When I go someplace, do I actually have to do anything, or can I just take up a slot and sit there, because "You're providing me a service, now make with the lewt." How do you tell me that I have to pass on this item, but mr 5 epic items gets a chance to roll, or outright awarded it? I paid my $9.00 same as him and I want it, I don't care that I can't use it. See, all the problems you have right now just get magnified because people are paying money for them. Taking cash is also going to open you up to lawsuits when dissatisfied people decide you're being unfair, or not abiding to your agreement. Title: Re: Making guilds a business Post by: shiznitz on March 20, 2006, 11:49:58 AM I won't disagree that there would be inherent issues. That doesn't mean people won't try anyway.
Title: Re: Making guilds a business Post by: Dren on March 20, 2006, 12:19:31 PM The business agreement will be simple.

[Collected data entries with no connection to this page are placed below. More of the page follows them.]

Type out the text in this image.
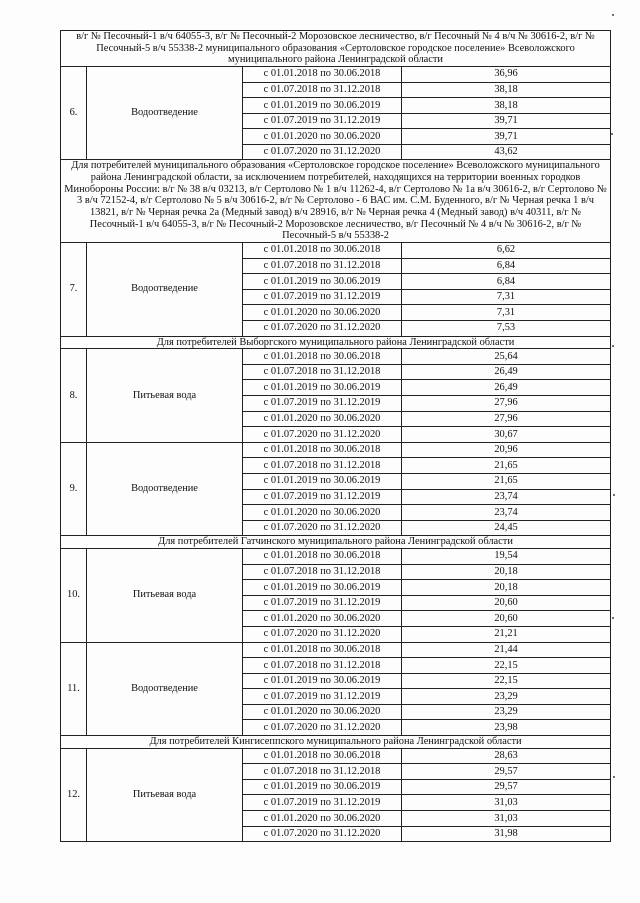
в/г № Песочный-1 в/ч 64055-3, в/г № Песочный-2 Морозовское лесничество, в/г Песочный № 4 в/ч № 30616-2, в/г № Песочный-5 в/ч 55338-2 муниципального образования «Сертоловское городское поселение» Всеволожского муниципального района Ленинградской области			
6.	Водоотведение	с 01.01.2018 по 30.06.2018	36,96
		с 01.07.2018 по 31.12.2018	38,18
		с 01.01.2019 по 30.06.2019	38,18
		с 01.07.2019 по 31.12.2019	39,71
		с 01.01.2020 по 30.06.2020	39,71
		с 01.07.2020 по 31.12.2020	43,62
Для потребителей муниципального образования «Сертоловское городское поселение» Всеволожского муниципального района Ленинградской области, за исключением потребителей, находящихся на территории военных городков Минобороны России: в/г № 38 в/ч 03213, в/г Сертолово № 1 в/ч 11262-4, в/г Сертолово № 1а в/ч 30616-2, в/г Сертолово № 3 в/ч 72152-4, в/г Сертолово № 5 в/ч 30616-2, в/г № Сертолово - 6 ВАС им. С.М. Буденного, в/г № Черная речка 1 в/ч 13821, в/г № Черная речка 2а (Медный завод) в/ч 28916, в/г № Черная речка 4 (Медный завод) в/ч 40311, в/г № Песочный-1 в/ч 64055-3, в/г № Песочный-2 Морозовское лесничество, в/г Песочный № 4 в/ч № 30616-2, в/г № Песочный-5 в/ч 55338-2			
7.	Водоотведение	с 01.01.2018 по 30.06.2018	6,62
		с 01.07.2018 по 31.12.2018	6,84
		с 01.01.2019 по 30.06.2019	6,84
		с 01.07.2019 по 31.12.2019	7,31
		с 01.01.2020 по 30.06.2020	7,31
		с 01.07.2020 по 31.12.2020	7,53
Для потребителей Выборгского муниципального района Ленинградской области			
8.	Питьевая вода	с 01.01.2018 по 30.06.2018	25,64
		с 01.07.2018 по 31.12.2018	26,49
		с 01.01.2019 по 30.06.2019	26,49
		с 01.07.2019 по 31.12.2019	27,96
		с 01.01.2020 по 30.06.2020	27,96
		с 01.07.2020 по 31.12.2020	30,67
9.	Водоотведение	с 01.01.2018 по 30.06.2018	20,96
		с 01.07.2018 по 31.12.2018	21,65
		с 01.01.2019 по 30.06.2019	21,65
		с 01.07.2019 по 31.12.2019	23,74
		с 01.01.2020 по 30.06.2020	23,74
		с 01.07.2020 по 31.12.2020	24,45
Для потребителей Гатчинского муниципального района Ленинградской области			
10.	Питьевая вода	с 01.01.2018 по 30.06.2018	19,54
		с 01.07.2018 по 31.12.2018	20,18
		с 01.01.2019 по 30.06.2019	20,18
		с 01.07.2019 по 31.12.2019	20,60
		с 01.01.2020 по 30.06.2020	20,60
		с 01.07.2020 по 31.12.2020	21,21
11.	Водоотведение	с 01.01.2018 по 30.06.2018	21,44
		с 01.07.2018 по 31.12.2018	22,15
		с 01.01.2019 по 30.06.2019	22,15
		с 01.07.2019 по 31.12.2019	23,29
		с 01.01.2020 по 30.06.2020	23,29
		с 01.07.2020 по 31.12.2020	23,98
Для потребителей Кингисеппского муниципального района Ленинградской области			
12.	Питьевая вода	с 01.01.2018 по 30.06.2018	28,63
		с 01.07.2018 по 31.12.2018	29,57
		с 01.01.2019 по 30.06.2019	29,57
		с 01.07.2019 по 31.12.2019	31,03
		с 01.01.2020 по 30.06.2020	31,03
		с 01.07.2020 по 31.12.2020	31,98
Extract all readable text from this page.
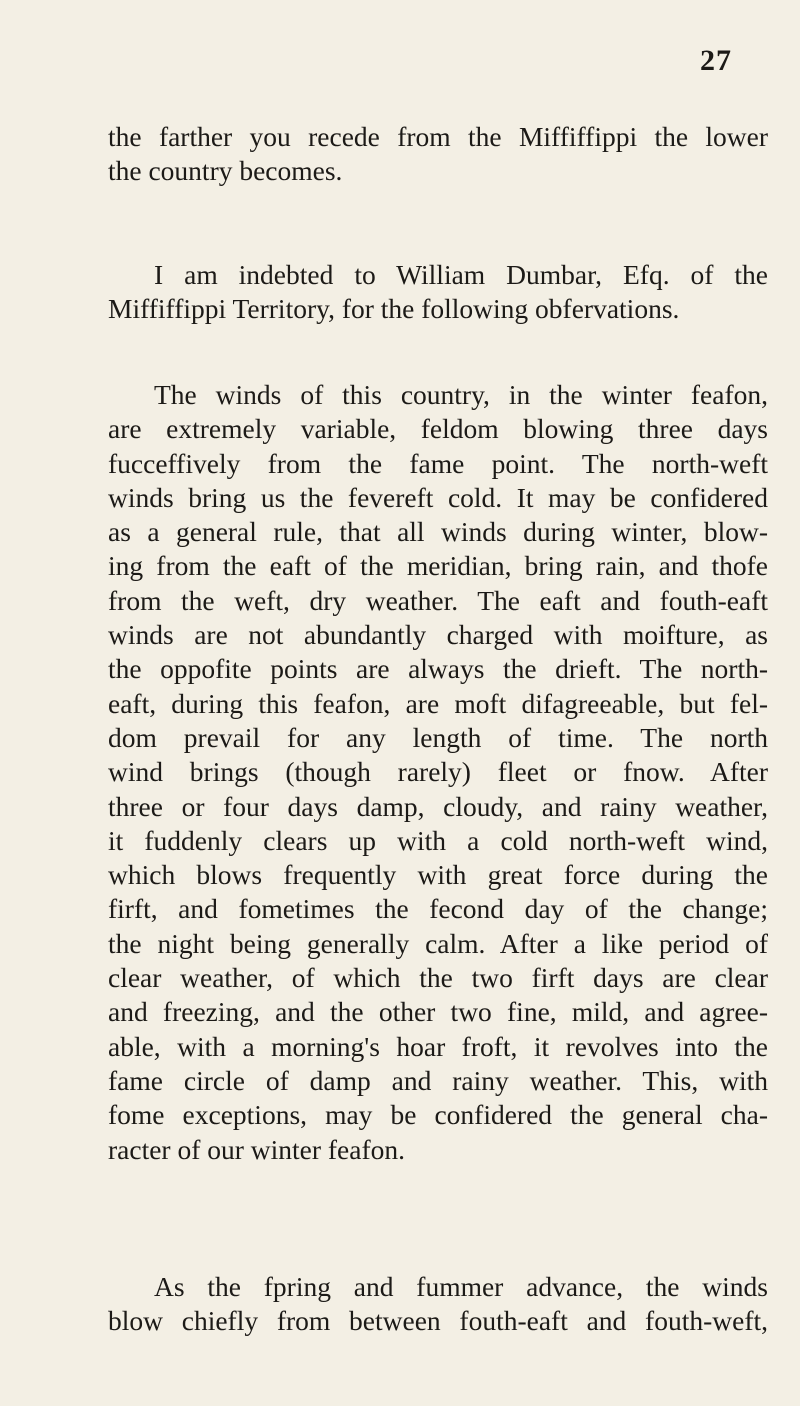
27
the farther you recede from the Miffiffippi the lower
the country becomes.
I am indebted to William Dumbar, Efq. of the
Miffiffippi Territory, for the following obfervations.
The winds of this country, in the winter feafon,
are extremely variable, feldom blowing three days
fucceffively from the fame point. The north-weft
winds bring us the fevereft cold. It may be confidered
as a general rule, that all winds during winter, blow-
ing from the eaft of the meridian, bring rain, and thofe
from the weft, dry weather. The eaft and fouth-eaft
winds are not abundantly charged with moifture, as
the oppofite points are always the drieft. The north-
eaft, during this feafon, are moft difagreeable, but fel-
dom prevail for any length of time. The north
wind brings (though rarely) fleet or fnow. After
three or four days damp, cloudy, and rainy weather,
it fuddenly clears up with a cold north-weft wind,
which blows frequently with great force during the
firft, and fometimes the fecond day of the change;
the night being generally calm. After a like period of
clear weather, of which the two firft days are clear
and freezing, and the other two fine, mild, and agree-
able, with a morning's hoar froft, it revolves into the
fame circle of damp and rainy weather. This, with
fome exceptions, may be confidered the general cha-
racter of our winter feafon.
As the fpring and fummer advance, the winds
blow chiefly from between fouth-eaft and fouth-weft,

Pay us money to be in our guild. The agreement won't state ANYTHING about actually getting lewtz or anything. You basically have some chance at items where before you had zero.
If they go beyond just guild admission, yes they'll have a ton of trouble on their hands. Title: Re: Making guilds a business Post by: HaemishM on March 20, 2006, 12:29:39 PM The modern UO economy is... weird... by the usual MMORPG standards. I mean, it functions well enough, it's just really strange. Not only can you spend real dollars on things that would "normally" cost only virtual gold, but you can spend virtual gold on things that you would expect to pay real dollars for. When you purchase a service like a shard transfer or a name change, you don't just get the service. You get a physical "token" that can be used to activate that service, or traded to another player. Brokers buy them in quantity, then sell them to players for gold, which they turn around and sell on Ebay. The bottom line is that if you have enough gold, you never have to spend a dollar at all. You can buy your shard transfer from another player with your foozle-whacking proceeds, and let the Ebay catasses figure out how EA is going to get paid. It's quite convenient, actually. Hell, I know people who maintain their accounts by trading gold to brokers in exchange for subscription codes. Sounds like one big gaggle of douchebag if you ask me. Title: Re: Making guilds a business Post by: Murgos on March 20, 2006, 12:34:21 PM So what kind of numbers would you have to be looking at to make it worth it to run this as a business? I.e. a full time job for 1 person, 40 hours a week.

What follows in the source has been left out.